Neurospora Research Community – Neurospora Homepage

Labs using Neurospora in Their Research

-Research in the Dunlap lab focuses on understanding the circadian biology and photobiology of Neurospora. Diverse approaches are used including but not limited to genetics and molecular biology, reverse genetics, cell biology, biochemistry, and most recently structural biology. The lab generally takes a relatively hands-off approach to day-to-day management of projects, and investigators are expected to both choose their own projects and, with feedback, to govern the approaches used to prosecute them.

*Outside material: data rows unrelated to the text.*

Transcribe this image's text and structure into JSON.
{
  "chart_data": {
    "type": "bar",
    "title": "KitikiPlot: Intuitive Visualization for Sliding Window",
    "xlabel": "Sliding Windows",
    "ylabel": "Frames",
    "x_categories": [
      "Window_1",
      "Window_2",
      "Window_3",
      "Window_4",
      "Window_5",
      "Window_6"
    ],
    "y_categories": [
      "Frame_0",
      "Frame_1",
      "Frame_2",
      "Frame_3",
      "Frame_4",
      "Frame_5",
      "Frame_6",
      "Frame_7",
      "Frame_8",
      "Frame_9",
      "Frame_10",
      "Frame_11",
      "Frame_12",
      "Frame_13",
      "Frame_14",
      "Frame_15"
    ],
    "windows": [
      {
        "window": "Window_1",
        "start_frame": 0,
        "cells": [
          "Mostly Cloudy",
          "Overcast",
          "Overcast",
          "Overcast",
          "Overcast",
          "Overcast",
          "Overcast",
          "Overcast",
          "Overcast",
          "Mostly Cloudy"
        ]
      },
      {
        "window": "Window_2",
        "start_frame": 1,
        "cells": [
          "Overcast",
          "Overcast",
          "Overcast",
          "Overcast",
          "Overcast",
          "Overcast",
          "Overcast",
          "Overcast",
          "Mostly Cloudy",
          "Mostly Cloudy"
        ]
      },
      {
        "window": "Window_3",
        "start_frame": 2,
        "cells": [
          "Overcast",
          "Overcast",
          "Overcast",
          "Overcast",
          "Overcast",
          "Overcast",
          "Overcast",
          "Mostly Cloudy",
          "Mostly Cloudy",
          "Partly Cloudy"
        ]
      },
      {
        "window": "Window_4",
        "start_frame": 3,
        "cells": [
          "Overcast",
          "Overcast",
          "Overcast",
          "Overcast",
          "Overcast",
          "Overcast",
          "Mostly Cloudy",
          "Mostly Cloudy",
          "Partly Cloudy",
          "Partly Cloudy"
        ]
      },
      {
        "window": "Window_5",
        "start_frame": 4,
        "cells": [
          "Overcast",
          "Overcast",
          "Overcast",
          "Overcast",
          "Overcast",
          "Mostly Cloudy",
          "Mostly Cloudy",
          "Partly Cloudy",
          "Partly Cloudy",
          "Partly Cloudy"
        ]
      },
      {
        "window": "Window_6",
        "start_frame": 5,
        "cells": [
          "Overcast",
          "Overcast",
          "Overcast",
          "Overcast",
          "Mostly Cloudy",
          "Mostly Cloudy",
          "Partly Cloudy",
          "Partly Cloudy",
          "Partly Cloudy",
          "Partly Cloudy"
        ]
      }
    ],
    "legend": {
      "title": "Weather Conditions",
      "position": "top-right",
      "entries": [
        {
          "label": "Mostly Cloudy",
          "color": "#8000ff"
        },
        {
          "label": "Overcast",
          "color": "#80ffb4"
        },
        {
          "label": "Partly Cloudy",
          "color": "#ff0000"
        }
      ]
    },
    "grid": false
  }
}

-The Hurley Lab’s research focus is on the fundamental mechanisms underlying circadian rhythms, an important component in understanding how organisms function within the photoperiodic world in which they live. They use Neurospora as a model system for how these clocks work, studying the Neurospora core clock and output using molecular, genetic, biochemical/biophysical, biostatistical/computational, and cell biological approaches.

-The organization of a eukaryotic genome in the nucleus is critical for its function, as numerous DNA-templated processes depend on the correct folding of the chromosomes. However, little is known about how this folding occurs. Using that filamentous fungus Neurospora crassa, the Klocko lab is assessing the molecular determinants of eukaryotic genome organization to understand genome function. Neurospora hierarchically organizes its genome: chromatin fibers form loops comprising Topologically Associated Domain (TAD)-like structures which organize fungal chromosomes in Rabl conformation. Another hallmark of eukaryotic genome organization is the segregation of silent, compacted DNA (heterochromatin) from gene-rich, active DNA (euchromatin). Current projects in the lab include assessing changes in histone post-translational modification (PTM) enrichment and examining other (epi)genetic determinants to understand genome topology and gene expression.

-Our research team aims to understand the workings of circadian and circannual clocks, and examine their fitness implications. These biological timers are critical for an organism’s survival and reproduction. To study these complex mechanisms, we employ a multidisciplinary approach that combines computational biology, molecular genetics and genomics, and ecology.

We study the molecular mechanism of calcium signaling pathway using the model filamentous fungus Neurospora crassa. Calcium (Ca2+) is a universal second messenger molecule that is involved in almost all cell processes, ranging from fertilization to death, in eukaryotes. We have characterized several Ca2+ signaling genes and investigated their mechanism of action in N. crassa.